いまなお昭和の雰囲気を残す中央線沿線の穴場スポットを、ご自身も中央線人間である作家・書評家の印南敦史さんがご紹介。喫茶店から食堂まで、沿線ならではの個性的なお店が続々と登場します。

今回は、中野のハンバーグ専門店「ハンバーグハウス」をご紹介。

  • 白線通り沿いの超穴場「ハンバーグハウス」(中野)

白線通り沿いの超穴場「ハンバーグハウス」(中野)

中野駅北口を出て、すぐ目の前のアーケード商店街「サンモール」を直進。三番街を通り越し、少し前にご紹介した甘味処「梅家」を右に見ながらさらに進むと、かの有名なサブカルスポット「中野ブロードウェイ」がどどーんと現れます。

  • 中野のランドマーク

そんなのいまさら強調するまでもないことですが、そのブロードウェイ前を横切っているのが「白線通り」。

  • 白い線が目印

その名のとおり地面のタイルに白線が敷かれた小さな商店街です。

  • 小さな小さな商店街

でね、その線に沿って右に進んでいくと、ほどなく左側にレトロな外観のお店が見えてくるんですよ。地味さが(いい意味で)逆に目立っているそこが、今回ご紹介する「ハンバーグハウス」です。

  • レトロな外観が魅力的

そもそも、直球なネーミングが素敵じゃないですか。ハンバーグ専門店であることは明らかで、牛丼が出てくる可能性はゼロ(そりゃまあ、そうでしょうねえ)。「はんばーぐはうす」っていう語感のみならず、すすけた茶色い日よけテントに書かれた「ハンバーグ」のフォントもかわいい。

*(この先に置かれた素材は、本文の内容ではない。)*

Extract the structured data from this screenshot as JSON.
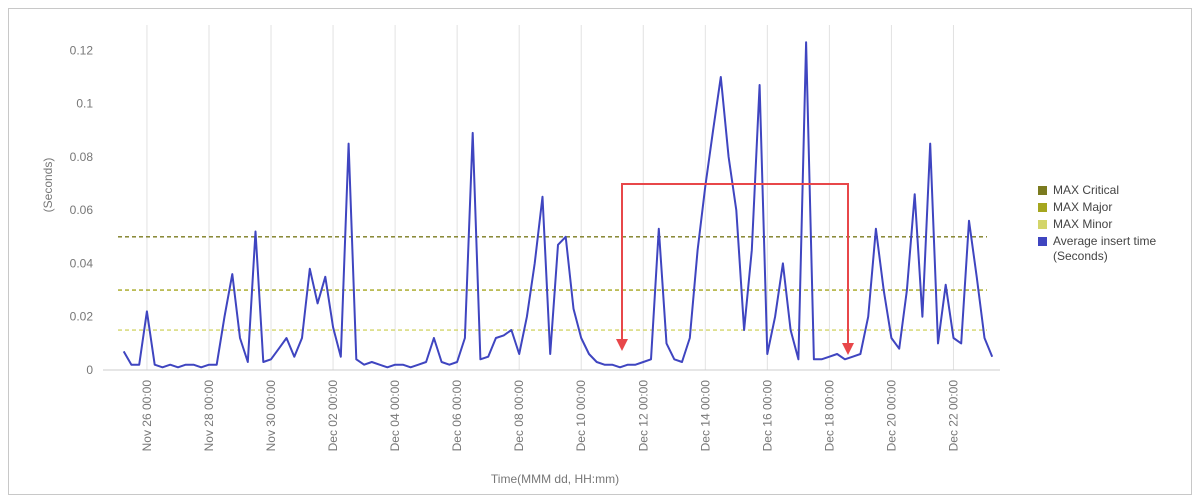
{
  "chart_data": {
    "type": "line",
    "y_label": "(Seconds)",
    "x_label": "Time(MMM dd, HH:mm)",
    "x": [
      "Nov 25 06:00",
      "Nov 25 12:00",
      "Nov 25 18:00",
      "Nov 26 00:00",
      "Nov 26 06:00",
      "Nov 26 12:00",
      "Nov 26 18:00",
      "Nov 27 00:00",
      "Nov 27 06:00",
      "Nov 27 12:00",
      "Nov 27 18:00",
      "Nov 28 00:00",
      "Nov 28 06:00",
      "Nov 28 12:00",
      "Nov 28 18:00",
      "Nov 29 00:00",
      "Nov 29 06:00",
      "Nov 29 12:00",
      "Nov 29 18:00",
      "Nov 30 00:00",
      "Nov 30 06:00",
      "Nov 30 12:00",
      "Nov 30 18:00",
      "Dec 01 00:00",
      "Dec 01 06:00",
      "Dec 01 12:00",
      "Dec 01 18:00",
      "Dec 02 00:00",
      "Dec 02 06:00",
      "Dec 02 12:00",
      "Dec 02 18:00",
      "Dec 03 00:00",
      "Dec 03 06:00",
      "Dec 03 12:00",
      "Dec 03 18:00",
      "Dec 04 00:00",
      "Dec 04 06:00",
      "Dec 04 12:00",
      "Dec 04 18:00",
      "Dec 05 00:00",
      "Dec 05 06:00",
      "Dec 05 12:00",
      "Dec 05 18:00",
      "Dec 06 00:00",
      "Dec 06 06:00",
      "Dec 06 12:00",
      "Dec 06 18:00",
      "Dec 07 00:00",
      "Dec 07 06:00",
      "Dec 07 12:00",
      "Dec 07 18:00",
      "Dec 08 00:00",
      "Dec 08 06:00",
      "Dec 08 12:00",
      "Dec 08 18:00",
      "Dec 09 00:00",
      "Dec 09 06:00",
      "Dec 09 12:00",
      "Dec 09 18:00",
      "Dec 10 00:00",
      "Dec 10 06:00",
      "Dec 10 12:00",
      "Dec 10 18:00",
      "Dec 11 00:00",
      "Dec 11 06:00",
      "Dec 11 12:00",
      "Dec 11 18:00",
      "Dec 12 00:00",
      "Dec 12 06:00",
      "Dec 12 12:00",
      "Dec 12 18:00",
      "Dec 13 00:00",
      "Dec 13 06:00",
      "Dec 13 12:00",
      "Dec 13 18:00",
      "Dec 14 00:00",
      "Dec 14 06:00",
      "Dec 14 12:00",
      "Dec 14 18:00",
      "Dec 15 00:00",
      "Dec 15 06:00",
      "Dec 15 12:00",
      "Dec 15 18:00",
      "Dec 16 00:00",
      "Dec 16 06:00",
      "Dec 16 12:00",
      "Dec 16 18:00",
      "Dec 17 00:00",
      "Dec 17 06:00",
      "Dec 17 12:00",
      "Dec 17 18:00",
      "Dec 18 00:00",
      "Dec 18 06:00",
      "Dec 18 12:00",
      "Dec 18 18:00",
      "Dec 19 00:00",
      "Dec 19 06:00",
      "Dec 19 12:00",
      "Dec 19 18:00",
      "Dec 20 00:00",
      "Dec 20 06:00",
      "Dec 20 12:00",
      "Dec 20 18:00",
      "Dec 21 00:00",
      "Dec 21 06:00",
      "Dec 21 12:00",
      "Dec 21 18:00",
      "Dec 22 00:00",
      "Dec 22 06:00",
      "Dec 22 12:00",
      "Dec 22 18:00",
      "Dec 23 00:00",
      "Dec 23 06:00"
    ],
    "series": [
      {
        "name": "Average insert time (Seconds)",
        "color": "#3f45c0",
        "values": [
          0.007,
          0.002,
          0.002,
          0.022,
          0.002,
          0.001,
          0.002,
          0.001,
          0.002,
          0.002,
          0.001,
          0.002,
          0.002,
          0.02,
          0.036,
          0.012,
          0.003,
          0.052,
          0.003,
          0.004,
          0.008,
          0.012,
          0.005,
          0.012,
          0.038,
          0.025,
          0.035,
          0.016,
          0.005,
          0.085,
          0.004,
          0.002,
          0.003,
          0.002,
          0.001,
          0.002,
          0.002,
          0.001,
          0.002,
          0.003,
          0.012,
          0.003,
          0.002,
          0.003,
          0.012,
          0.089,
          0.004,
          0.005,
          0.012,
          0.013,
          0.015,
          0.006,
          0.02,
          0.04,
          0.065,
          0.006,
          0.047,
          0.05,
          0.023,
          0.012,
          0.006,
          0.003,
          0.002,
          0.002,
          0.001,
          0.002,
          0.002,
          0.003,
          0.004,
          0.053,
          0.01,
          0.004,
          0.003,
          0.012,
          0.045,
          0.069,
          0.09,
          0.11,
          0.08,
          0.06,
          0.015,
          0.045,
          0.107,
          0.006,
          0.02,
          0.04,
          0.015,
          0.004,
          0.123,
          0.004,
          0.004,
          0.005,
          0.006,
          0.004,
          0.005,
          0.006,
          0.02,
          0.053,
          0.03,
          0.012,
          0.008,
          0.03,
          0.066,
          0.02,
          0.085,
          0.01,
          0.032,
          0.012,
          0.01,
          0.056,
          0.035,
          0.012,
          0.005
        ]
      }
    ],
    "thresholds": [
      {
        "name": "MAX Critical",
        "color": "#7b7b1f",
        "value": 0.05
      },
      {
        "name": "MAX Major",
        "color": "#a5a61f",
        "value": 0.03
      },
      {
        "name": "MAX Minor",
        "color": "#d3d56a",
        "value": 0.015
      }
    ],
    "xlim": [
      "Nov 24 14:00",
      "Dec 23 12:00"
    ],
    "xticks": [
      "Nov 26 00:00",
      "Nov 28 00:00",
      "Nov 30 00:00",
      "Dec 02 00:00",
      "Dec 04 00:00",
      "Dec 06 00:00",
      "Dec 08 00:00",
      "Dec 10 00:00",
      "Dec 12 00:00",
      "Dec 14 00:00",
      "Dec 16 00:00",
      "Dec 18 00:00",
      "Dec 20 00:00",
      "Dec 22 00:00"
    ],
    "ylim": [
      0,
      0.125
    ],
    "yticks": [
      0,
      0.02,
      0.04,
      0.06,
      0.08,
      0.1,
      0.12
    ],
    "grid": true
  }
}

気にするなといわれても気になってしまう魅力的なルックスなので、ずーっとずーっと気になっていたんですよ。毎度のことで、「いつか、そのうち」と思っているうちに時間が経過してしまったわけですけれど。そこで今回、11時半の開店時刻を狙って伺ってきたのでした。

  • 窓には手書きで

右側の厨房と向き合うようにカウンター席が並ぶオープンキッチンの店内は、予想以上に奥行きがあって広々としています。

  • 奥行きのある店内

  • 店内から外を見るとこんな感じ

木目の壁やカウンターの端の部分もいい具合に年季が入っていて、いかにも昭和の洋食屋さんといった趣。

  • 緑色のドアがキュート

奥に見えるコカ・コーラの赤い冷蔵庫も、色調的にいいアクセントになっています。

  • コカ・コーラの冷蔵庫も雰囲気にフィット

いいなあ、ここ。

当然ながらメニューはハンバーグが中心ですが、和風とかメキシカン、ハワイアンなどバリエーションは意外に豊富で、「ジャンボバーグ」「スーパージャンボ」などのガッツリ系もあるようですね。

  • メニューはこちら

だからなんだか気分的に盛り上がってしまい、「いっそチーズとベーコンとハワイアンのスーパージャンボにしてもらおうか」などと思考が暴走しかけたのですけれど、それではさすがにカロリー的にヤバそう。そもそも初めてなのだからと気持ちを落ち着かせ、「スタンダードバーグ」をお願いしたのでした。

  • ナイフとフォークが並べられます

ワクワクしながら待っていると、やがて大きな鉄板でハンバーグが焼かれはじめます。

  • 広々としたオープンキッチン

手前の席に座っちゃったから、近くで拝見できなかったのが悔やまれるところであったな。ともあれ、まずは先に味噌汁とライスが登場。

  • まずは味噌汁とライス

スープではなく味噌汁が出てくる"昔の洋食店スタイル"が、個人的には非常にうれしい。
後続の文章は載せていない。